Du kannst anstatt einem String (s) auch einen StringBuffer verwenden, kommt aber auf das gleiche raus, da der Compiler ehh einen Stringbuffer daraus macht...


----------



## Bleiglanz (30. Sep 2004)

dir ist schon klar, dass es getParameter(<name>) gibt?

achte aber beim "Direkteinlesen" auf das CharacterEncoding, da gibts immer wieder Probleme


----------



## Gast (30. Sep 2004)

hi

@Bleiglanz
was meinst du mit "Direkteinlesen"? Wie sieht das dann mit dem CharacterEncoding aus?

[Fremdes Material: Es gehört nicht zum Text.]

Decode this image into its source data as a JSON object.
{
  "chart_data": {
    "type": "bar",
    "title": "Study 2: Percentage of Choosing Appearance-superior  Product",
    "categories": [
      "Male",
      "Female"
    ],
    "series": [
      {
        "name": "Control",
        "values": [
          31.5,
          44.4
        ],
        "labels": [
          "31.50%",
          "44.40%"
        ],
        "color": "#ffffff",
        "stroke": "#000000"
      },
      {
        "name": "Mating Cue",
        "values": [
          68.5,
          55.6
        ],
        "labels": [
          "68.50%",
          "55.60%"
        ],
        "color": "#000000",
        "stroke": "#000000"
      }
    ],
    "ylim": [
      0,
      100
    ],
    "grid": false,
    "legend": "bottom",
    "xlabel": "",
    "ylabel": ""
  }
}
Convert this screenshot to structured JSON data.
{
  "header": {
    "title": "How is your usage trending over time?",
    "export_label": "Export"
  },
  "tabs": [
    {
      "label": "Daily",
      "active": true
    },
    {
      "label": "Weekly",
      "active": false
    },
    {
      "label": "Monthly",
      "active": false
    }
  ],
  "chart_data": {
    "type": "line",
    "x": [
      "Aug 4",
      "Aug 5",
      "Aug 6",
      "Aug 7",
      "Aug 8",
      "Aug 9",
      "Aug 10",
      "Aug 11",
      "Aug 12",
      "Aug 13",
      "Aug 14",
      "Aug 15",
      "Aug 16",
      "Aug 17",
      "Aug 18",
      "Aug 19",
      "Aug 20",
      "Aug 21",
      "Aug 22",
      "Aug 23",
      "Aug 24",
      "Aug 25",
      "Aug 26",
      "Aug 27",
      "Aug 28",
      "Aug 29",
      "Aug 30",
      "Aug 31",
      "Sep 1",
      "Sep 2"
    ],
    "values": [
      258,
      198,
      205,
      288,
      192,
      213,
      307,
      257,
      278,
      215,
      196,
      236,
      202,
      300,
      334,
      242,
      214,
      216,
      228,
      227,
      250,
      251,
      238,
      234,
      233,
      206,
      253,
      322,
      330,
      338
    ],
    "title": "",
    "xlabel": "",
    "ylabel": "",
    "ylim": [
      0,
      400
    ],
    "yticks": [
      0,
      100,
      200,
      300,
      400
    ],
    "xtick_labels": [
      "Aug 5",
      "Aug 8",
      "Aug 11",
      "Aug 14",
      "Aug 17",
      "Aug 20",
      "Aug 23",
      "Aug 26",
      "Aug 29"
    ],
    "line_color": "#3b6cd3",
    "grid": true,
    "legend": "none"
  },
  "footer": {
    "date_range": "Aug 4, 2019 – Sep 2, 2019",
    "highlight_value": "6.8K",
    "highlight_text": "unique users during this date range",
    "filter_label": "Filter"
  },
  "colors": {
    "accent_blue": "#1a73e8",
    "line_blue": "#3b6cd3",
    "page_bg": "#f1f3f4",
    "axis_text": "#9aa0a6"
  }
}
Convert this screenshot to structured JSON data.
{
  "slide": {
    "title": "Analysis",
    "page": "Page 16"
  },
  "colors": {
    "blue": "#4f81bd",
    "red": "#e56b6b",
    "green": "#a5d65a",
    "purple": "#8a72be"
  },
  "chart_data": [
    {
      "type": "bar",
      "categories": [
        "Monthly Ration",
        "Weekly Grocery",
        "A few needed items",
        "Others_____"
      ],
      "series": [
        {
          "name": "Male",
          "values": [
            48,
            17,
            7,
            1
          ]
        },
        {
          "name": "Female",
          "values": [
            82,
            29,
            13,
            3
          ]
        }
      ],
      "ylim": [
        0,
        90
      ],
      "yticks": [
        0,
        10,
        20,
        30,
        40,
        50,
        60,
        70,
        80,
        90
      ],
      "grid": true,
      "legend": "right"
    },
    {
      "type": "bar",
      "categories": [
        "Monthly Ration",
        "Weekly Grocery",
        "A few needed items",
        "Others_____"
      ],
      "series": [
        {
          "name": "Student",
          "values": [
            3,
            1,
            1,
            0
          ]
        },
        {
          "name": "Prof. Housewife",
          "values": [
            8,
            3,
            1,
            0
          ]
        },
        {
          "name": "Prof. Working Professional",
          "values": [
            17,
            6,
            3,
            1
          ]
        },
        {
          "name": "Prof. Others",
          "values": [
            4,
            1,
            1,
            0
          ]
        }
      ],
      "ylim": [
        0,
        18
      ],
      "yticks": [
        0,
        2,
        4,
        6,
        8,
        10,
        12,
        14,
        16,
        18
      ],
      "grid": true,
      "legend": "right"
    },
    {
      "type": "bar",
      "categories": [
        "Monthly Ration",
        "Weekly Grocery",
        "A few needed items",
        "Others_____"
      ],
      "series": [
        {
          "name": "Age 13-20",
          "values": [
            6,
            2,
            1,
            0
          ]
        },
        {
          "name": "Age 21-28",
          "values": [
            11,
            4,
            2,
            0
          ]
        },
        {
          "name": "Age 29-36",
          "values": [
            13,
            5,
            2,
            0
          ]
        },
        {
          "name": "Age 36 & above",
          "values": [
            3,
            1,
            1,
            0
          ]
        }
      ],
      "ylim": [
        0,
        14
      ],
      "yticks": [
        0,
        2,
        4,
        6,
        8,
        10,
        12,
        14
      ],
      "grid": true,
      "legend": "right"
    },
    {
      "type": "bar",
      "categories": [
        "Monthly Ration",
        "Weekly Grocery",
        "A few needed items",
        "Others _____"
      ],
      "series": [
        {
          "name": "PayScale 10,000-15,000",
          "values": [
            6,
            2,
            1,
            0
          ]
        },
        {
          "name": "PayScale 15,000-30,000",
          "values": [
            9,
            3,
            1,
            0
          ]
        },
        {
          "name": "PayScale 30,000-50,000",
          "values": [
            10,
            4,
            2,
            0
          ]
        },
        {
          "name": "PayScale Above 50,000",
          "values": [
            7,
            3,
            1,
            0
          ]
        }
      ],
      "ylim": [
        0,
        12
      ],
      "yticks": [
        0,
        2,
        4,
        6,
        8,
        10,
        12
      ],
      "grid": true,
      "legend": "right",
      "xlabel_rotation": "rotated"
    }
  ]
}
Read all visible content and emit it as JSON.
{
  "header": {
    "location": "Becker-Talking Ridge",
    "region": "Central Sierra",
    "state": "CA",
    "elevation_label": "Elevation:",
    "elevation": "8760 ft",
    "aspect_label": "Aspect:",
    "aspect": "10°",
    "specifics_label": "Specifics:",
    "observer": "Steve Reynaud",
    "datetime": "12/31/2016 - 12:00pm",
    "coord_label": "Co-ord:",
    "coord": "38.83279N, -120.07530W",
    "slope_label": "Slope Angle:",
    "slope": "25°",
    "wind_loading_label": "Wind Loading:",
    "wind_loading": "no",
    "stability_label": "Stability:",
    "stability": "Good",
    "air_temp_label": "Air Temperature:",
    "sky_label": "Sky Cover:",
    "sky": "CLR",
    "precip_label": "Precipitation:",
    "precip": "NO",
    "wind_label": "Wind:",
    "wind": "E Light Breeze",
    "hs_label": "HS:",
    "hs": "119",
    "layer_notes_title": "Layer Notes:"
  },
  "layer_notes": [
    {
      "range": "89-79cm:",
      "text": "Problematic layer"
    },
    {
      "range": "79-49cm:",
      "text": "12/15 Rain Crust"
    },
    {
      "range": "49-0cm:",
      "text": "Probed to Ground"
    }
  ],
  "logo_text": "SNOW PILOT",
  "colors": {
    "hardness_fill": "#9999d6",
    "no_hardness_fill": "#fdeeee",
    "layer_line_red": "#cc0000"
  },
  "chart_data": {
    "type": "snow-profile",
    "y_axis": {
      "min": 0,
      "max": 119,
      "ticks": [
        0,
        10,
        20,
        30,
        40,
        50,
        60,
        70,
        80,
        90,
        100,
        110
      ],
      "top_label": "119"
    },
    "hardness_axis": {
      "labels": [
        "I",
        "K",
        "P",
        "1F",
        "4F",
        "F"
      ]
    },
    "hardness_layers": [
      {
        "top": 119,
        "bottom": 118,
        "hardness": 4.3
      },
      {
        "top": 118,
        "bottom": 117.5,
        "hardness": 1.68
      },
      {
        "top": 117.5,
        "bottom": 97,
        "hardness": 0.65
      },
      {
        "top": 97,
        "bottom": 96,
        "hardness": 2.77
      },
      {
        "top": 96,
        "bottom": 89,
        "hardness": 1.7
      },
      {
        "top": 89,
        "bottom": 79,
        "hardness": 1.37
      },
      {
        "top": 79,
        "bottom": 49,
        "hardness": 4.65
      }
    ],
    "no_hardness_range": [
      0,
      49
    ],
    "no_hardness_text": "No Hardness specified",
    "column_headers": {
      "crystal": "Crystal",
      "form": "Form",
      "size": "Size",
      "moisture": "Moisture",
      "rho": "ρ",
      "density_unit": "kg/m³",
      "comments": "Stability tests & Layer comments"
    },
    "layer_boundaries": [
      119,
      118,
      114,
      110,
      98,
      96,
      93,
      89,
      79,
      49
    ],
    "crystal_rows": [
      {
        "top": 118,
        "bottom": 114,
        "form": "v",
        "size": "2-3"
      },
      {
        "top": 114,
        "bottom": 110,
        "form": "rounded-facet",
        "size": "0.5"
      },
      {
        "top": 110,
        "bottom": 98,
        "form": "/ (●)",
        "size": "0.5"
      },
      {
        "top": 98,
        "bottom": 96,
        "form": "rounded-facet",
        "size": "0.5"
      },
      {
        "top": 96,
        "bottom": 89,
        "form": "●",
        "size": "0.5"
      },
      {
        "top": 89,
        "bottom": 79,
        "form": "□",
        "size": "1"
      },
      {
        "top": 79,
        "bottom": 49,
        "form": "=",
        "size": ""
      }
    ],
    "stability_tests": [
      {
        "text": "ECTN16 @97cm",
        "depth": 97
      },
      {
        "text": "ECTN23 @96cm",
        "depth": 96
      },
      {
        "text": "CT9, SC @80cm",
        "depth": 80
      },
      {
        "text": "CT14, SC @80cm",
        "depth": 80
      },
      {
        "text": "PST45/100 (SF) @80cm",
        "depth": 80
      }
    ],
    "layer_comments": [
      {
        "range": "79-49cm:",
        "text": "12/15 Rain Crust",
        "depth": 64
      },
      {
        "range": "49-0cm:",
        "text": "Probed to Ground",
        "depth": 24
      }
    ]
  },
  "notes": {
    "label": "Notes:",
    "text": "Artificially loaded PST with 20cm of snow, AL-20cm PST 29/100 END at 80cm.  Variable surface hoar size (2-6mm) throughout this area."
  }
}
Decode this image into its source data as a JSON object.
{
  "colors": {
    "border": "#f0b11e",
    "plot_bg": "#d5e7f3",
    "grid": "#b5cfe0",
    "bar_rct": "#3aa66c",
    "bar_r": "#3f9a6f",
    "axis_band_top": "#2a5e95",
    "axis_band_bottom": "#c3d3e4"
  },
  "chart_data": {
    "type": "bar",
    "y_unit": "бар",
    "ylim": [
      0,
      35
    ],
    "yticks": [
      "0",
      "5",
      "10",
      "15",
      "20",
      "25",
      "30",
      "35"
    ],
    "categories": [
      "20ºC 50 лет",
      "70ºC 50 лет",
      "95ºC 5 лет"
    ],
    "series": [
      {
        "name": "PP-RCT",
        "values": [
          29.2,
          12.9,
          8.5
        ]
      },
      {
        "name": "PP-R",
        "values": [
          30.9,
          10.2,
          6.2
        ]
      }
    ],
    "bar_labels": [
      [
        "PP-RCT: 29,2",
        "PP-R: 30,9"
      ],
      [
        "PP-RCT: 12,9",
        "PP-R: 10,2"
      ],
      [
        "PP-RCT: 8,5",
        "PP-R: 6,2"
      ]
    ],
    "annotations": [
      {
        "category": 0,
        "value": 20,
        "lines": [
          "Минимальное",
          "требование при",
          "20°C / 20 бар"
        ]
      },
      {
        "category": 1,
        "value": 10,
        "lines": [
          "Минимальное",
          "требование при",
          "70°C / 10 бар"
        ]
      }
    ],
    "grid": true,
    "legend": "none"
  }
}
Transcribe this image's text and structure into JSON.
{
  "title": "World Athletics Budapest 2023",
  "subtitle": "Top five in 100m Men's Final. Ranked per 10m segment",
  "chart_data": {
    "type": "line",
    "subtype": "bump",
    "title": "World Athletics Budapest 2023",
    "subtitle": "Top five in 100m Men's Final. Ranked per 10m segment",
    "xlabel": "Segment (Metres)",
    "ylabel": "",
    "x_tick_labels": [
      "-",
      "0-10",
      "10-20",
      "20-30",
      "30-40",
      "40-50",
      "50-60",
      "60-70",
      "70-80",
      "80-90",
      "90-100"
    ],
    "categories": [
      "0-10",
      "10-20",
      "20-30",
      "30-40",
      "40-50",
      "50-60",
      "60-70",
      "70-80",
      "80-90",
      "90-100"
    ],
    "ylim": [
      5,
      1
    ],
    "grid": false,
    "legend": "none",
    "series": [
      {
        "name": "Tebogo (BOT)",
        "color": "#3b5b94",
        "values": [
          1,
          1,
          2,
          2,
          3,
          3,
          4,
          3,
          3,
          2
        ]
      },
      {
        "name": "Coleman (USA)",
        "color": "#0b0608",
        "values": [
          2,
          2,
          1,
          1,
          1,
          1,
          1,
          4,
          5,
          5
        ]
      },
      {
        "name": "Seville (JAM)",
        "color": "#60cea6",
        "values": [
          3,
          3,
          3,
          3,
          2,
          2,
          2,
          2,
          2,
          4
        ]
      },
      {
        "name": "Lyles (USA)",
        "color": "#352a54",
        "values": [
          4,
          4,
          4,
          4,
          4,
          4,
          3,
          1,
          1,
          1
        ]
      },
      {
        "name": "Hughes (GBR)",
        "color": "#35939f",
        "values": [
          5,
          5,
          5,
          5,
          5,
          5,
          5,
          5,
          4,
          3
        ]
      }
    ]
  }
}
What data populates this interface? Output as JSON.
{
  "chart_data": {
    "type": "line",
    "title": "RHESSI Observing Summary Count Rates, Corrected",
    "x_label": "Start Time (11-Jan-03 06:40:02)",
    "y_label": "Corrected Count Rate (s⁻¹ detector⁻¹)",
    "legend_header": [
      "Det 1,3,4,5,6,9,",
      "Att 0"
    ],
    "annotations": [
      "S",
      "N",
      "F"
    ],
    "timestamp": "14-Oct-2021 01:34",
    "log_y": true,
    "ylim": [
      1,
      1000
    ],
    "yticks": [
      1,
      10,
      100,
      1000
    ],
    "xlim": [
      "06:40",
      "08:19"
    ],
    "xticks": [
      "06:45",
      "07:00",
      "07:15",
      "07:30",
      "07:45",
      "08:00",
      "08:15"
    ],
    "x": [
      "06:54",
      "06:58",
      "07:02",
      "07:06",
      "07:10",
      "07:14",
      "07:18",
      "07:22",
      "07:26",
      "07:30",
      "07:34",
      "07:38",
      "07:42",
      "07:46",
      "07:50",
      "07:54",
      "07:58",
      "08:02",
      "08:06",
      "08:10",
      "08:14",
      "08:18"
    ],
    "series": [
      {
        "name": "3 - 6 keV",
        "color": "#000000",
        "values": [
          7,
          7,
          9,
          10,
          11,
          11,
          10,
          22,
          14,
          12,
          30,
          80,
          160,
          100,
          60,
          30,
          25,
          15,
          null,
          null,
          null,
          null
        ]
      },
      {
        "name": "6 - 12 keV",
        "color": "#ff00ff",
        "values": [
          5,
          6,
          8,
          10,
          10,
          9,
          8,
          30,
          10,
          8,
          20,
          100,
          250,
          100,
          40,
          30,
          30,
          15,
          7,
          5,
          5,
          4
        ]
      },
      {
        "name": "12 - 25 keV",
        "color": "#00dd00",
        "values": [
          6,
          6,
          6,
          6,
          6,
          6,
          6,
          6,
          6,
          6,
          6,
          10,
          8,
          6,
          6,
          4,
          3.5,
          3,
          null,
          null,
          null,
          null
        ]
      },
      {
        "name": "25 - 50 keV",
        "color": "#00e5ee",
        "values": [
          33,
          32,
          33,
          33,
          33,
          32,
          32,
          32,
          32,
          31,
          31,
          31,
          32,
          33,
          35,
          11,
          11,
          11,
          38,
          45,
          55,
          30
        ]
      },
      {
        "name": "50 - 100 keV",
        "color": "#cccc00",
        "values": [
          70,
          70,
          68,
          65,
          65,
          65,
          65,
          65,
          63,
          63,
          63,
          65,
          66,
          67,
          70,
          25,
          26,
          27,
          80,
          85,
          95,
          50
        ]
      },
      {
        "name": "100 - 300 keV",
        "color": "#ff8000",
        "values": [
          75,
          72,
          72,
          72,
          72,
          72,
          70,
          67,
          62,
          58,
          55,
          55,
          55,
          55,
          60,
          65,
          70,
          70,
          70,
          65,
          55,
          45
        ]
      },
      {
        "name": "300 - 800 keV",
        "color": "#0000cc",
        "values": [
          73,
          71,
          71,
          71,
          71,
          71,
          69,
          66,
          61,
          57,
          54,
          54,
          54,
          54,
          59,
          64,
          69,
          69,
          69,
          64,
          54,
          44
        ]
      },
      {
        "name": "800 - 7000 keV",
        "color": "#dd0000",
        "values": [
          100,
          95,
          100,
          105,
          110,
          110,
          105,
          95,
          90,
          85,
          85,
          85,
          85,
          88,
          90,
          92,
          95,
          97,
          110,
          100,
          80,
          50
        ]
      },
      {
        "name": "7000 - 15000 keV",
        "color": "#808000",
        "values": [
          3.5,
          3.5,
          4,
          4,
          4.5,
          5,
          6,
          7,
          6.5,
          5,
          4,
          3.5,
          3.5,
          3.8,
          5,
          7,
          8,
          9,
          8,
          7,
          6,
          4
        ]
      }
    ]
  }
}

Kannst du ein Beispiel angeben?
Wie würde denn der indirekt Weg aussehen?
Danke

Grüße


----------



## Bleiglanz (1. Okt 2004)

zwei Möglichkeiten

- mit getParameter die key/values abfragen die im Inputstream als key=value klartext drinliegen

- mit getInputStream den ganzen request-body auf einen schlag lesen und selber parsen ( trennung nach key1=value1&key2=value2 mit & und = und so weiter)

- das mit dem CharacterEncoding ist nicht ganz einfach [wenn du dem Browser eine Seite in UTF-8 schickst, dann schickt er alle Formulareingaben als UTF-8 zurück, du musst also wissen, woher dein Inputstream kommt]


----------